[ckan-dev] publisher model

Tue Apr 26 14:19:41 UTC 2011

Hi,

On 26 April 2011 10:02, Friedrich Lindenberg
<friedrich.lindenberg at okfn.org> wrote:
> Hi Seb,
>
> On Fri, Apr 22, 2011 at 11:39 AM, Seb Bacon <seb.bacon at okfn.org> wrote:
>> Something I meant to follow up with you was your dream about sorting
>> the publisher model.
>>
>> I'm not entirely clear what you mean by this.  Could you explain?
>
> By now, I'm actually a proponent of "going Github": have a single
> domain entity "Publisher" from which both users and institutional
> publishers are derived and a n-1 relation between datasets and
> publishers

So publisher has many datasets, and a dataset has only one publisher.
I presume by "going Github" you mean to preserve the provenance of a
dataset through maintaining a graph of publishers or datasets?

<snip>
> I think at the moment, CKAN embodies a false notion of shared
> ownership which is neither true for institutional environments, nor
> for data wranglers (listen to what we actually say: "I have this
> dataset that I worked on"). We want CKAN to become a public data
> workbench, but at the same time workbenches are things that are very
> specific to their owners (everything else is an assembly line).

Yes.  I suspect we may have to change the terminology here:

(1) "Publisher" has several different and specific meanings depending
on the metadata standard or other context.  Perhaps we could invent
our own term to disambiguate, e.g. "Foundry" or "Workshop" (following
your workbench analogy).  (We also need to preserve the original
author somehow; which term do we currently use for this?  Author?)

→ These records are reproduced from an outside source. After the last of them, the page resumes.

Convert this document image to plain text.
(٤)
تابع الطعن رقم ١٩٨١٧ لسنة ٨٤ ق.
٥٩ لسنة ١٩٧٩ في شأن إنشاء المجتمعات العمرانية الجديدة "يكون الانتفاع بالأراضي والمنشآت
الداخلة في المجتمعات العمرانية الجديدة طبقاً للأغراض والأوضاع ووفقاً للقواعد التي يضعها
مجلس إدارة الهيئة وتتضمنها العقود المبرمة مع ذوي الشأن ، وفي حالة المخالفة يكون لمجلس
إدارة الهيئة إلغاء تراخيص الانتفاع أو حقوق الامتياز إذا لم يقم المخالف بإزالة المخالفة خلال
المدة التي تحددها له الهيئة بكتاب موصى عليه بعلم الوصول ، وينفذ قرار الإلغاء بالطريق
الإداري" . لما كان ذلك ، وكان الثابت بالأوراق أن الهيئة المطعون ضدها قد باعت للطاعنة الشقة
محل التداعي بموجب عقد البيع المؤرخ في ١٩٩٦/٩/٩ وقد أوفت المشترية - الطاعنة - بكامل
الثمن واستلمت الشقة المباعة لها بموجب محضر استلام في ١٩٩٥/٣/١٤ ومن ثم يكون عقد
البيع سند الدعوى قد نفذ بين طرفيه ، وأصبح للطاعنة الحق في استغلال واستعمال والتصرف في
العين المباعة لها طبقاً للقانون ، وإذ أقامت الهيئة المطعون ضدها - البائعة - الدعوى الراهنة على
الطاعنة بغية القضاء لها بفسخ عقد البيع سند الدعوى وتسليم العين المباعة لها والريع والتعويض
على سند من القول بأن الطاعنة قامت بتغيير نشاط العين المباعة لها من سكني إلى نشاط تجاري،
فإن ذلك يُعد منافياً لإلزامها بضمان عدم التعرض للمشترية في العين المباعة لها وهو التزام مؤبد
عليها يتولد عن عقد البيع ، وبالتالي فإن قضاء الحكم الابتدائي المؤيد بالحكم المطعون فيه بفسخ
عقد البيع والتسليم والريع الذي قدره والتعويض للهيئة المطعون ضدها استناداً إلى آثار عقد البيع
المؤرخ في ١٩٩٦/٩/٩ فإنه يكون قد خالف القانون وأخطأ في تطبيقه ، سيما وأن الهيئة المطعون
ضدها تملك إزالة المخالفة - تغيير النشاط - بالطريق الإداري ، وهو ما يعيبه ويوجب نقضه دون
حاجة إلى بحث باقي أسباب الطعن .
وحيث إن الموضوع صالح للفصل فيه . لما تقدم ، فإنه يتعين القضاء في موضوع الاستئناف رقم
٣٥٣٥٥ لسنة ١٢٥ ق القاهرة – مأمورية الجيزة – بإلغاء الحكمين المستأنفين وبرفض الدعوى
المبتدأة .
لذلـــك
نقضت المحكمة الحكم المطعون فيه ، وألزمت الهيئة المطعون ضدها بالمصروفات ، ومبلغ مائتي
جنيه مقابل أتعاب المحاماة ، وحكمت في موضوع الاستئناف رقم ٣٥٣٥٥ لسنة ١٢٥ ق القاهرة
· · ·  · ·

(2) To me, "Dataset" has some implication of a package of resources
that were originally released together, somehow -- it implies intent
by the original author.  I understand that you are talking about a
collection of resources for the purposes of data wrangling;
personally, I like "Workbench" for this.

So we could have something like:

- Resource: a CSV file or TXT file or similar
   - e.g. lat/lon of fire incidents in England
- Workbench: a collection of Resources which a user has gathered
together to answer some data question
   - example question: "what are the top five administrative areas in
the UK for fire incidents?"
   - example resources:
      - lat/lon of fire incidents in England / Wales / Scotland /
Northern Ireland
      - UK local administrative boundary shapefiles
      - UK local administrative area names
 - Workshop: corresponds to a user account or a institutional account
   - e.g. "UK Cabinet Office" or "Joe Smith"

Question: for an institutional user, would a primary source release
(e.g. http://data.gov.uk/dataset/financial-transactions-data-whittington-nhs-trust)
still be a Workbench, albeit a specially flagged one?

> (this starts to make sense with resources that are
> independent of datasets, so my dataset and your dataset may share a
> resource; plus it makes authz a lot simpler).

I believe there's general agreement that this is the right direction.

Exactly how does it make authz simpler?  Something like: a Resource
and a Workbench would only have one owner (Workshop), and people would
fork Workbenches or make brand new ones if they wanted to edit them?

We also, of course, need to preserve some notions of authz groups,
etc.  For example, institutional environments I've worked with want to
be able to assert some of the following statements:

 - The official originator of this data is Foo Department
 - Only Sue and Fred of Foo Department can change this data

If we moved to a workshop / workbench type model, which are
collections of  Resources as first-class citizens

> Hope this makes some sense,

I think so -- does my (re)interpretation above match your sense?

> [OT]
> re data wrangling:
>
> https://bitbucket.org/pudo/iati/src
> https://bitbucket.org/okfn/ukgov-25k-spending/src

These are very good use cases for the kinds of data wrangling we want
users to be able to do easily, I think.

Seb